A House Republican leadership aide said the negotiators’ move to include it in the final bill will be “viewed very favorably by House conservatives,” and will be touted by House Republican leaders as a good sign that the final measure is moving in their direction.

Negotiators have reached some agreements on how private health plans would compete with each other to provide the new drug benefits, and how they would be reimbursed by the government.

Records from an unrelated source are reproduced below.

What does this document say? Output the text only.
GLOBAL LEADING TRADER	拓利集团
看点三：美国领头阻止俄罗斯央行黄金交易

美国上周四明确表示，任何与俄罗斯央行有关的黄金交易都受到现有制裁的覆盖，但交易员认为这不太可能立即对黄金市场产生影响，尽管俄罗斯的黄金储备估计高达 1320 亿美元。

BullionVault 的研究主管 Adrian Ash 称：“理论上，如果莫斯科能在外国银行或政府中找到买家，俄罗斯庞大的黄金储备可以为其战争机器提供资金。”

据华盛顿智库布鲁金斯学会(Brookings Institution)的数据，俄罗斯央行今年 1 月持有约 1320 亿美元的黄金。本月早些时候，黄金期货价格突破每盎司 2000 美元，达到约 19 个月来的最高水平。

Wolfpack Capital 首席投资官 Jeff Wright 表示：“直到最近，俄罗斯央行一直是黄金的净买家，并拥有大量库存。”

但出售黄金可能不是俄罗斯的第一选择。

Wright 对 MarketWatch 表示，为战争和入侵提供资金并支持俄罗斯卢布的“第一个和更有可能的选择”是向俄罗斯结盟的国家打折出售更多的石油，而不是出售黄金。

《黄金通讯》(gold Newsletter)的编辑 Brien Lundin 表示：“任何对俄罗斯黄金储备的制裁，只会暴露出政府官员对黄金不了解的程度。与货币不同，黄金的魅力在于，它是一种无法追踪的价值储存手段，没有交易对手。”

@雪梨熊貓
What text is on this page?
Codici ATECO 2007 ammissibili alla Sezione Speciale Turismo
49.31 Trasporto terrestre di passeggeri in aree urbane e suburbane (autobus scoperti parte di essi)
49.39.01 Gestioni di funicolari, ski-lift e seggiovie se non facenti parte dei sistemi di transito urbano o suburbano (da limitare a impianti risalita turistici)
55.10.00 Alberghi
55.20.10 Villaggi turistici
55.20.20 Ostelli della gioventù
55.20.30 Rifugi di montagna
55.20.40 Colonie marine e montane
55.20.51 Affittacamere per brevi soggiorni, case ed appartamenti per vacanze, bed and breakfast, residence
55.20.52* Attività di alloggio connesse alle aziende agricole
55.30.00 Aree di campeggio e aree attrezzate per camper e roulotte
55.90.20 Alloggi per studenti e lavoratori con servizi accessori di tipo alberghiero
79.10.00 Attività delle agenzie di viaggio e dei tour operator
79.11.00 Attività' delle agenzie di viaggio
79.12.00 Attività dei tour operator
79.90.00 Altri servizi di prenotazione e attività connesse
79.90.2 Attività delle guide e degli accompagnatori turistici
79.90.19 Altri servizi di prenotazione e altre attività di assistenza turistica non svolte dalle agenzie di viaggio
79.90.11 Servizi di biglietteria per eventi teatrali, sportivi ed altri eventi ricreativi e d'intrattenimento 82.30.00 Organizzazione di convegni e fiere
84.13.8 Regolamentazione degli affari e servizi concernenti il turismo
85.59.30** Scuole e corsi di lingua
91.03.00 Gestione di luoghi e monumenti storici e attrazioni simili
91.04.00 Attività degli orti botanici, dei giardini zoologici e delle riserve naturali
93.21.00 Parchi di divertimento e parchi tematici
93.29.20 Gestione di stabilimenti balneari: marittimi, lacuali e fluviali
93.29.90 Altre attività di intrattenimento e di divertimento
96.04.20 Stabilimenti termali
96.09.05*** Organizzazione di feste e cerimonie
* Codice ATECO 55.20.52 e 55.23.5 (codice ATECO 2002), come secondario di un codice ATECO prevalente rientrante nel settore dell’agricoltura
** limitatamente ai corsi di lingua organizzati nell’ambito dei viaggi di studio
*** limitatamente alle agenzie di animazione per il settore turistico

But they are leaving the most critical decisions for the end, including whether Medicare will be required to compete directly against private health plans starting in 2010. House conservatives and some lobbying groups have made it clear this requirement must be in the final bill in order for them to support it.

While it seems likely means-testing of premiums will be included in the final bill, Medicare negotiators seem to be rejecting the idea of means-testing the new drug benefit itself — which many conservatives would like to do. The House bill would have required wealthier seniors to spend more of their own money before the government would help out with catastrophic drug costs.

“There’s a move away from that and towards means-testing the premium,” a Senate Republican aide said.

Sen. Edward M. Kennedy, Massachusetts Democrat, says any means-testing would undermine the universal nature of Medicare benefits. He has threatened to filibuster the Senate Medicare bill if it includes means-testing.

Mr. Kennedy repeated his opposition of means-testing yesterday, but said he is “reserving all judgments” until he sees a final package.

In another good sign for House conservatives, the top Senate Medicare negotiator said this week he is willing to consider including a cost-containment provision in the Medicare prescription-drug bill.

“I’m willing to look at it,” said Sen. Charles E. Grassley, Iowa Republican and head of the Senate delegation trying to craft a final bill with the House. “The bill looks too open-ended for some people to vote for it.”

Negotiators were discussing the issue late yesterday.

Both House and Senate conservatives are concerned the new Medicare prescription-drug benefit will far exceed the congressional goal of $400 billion over 10 years.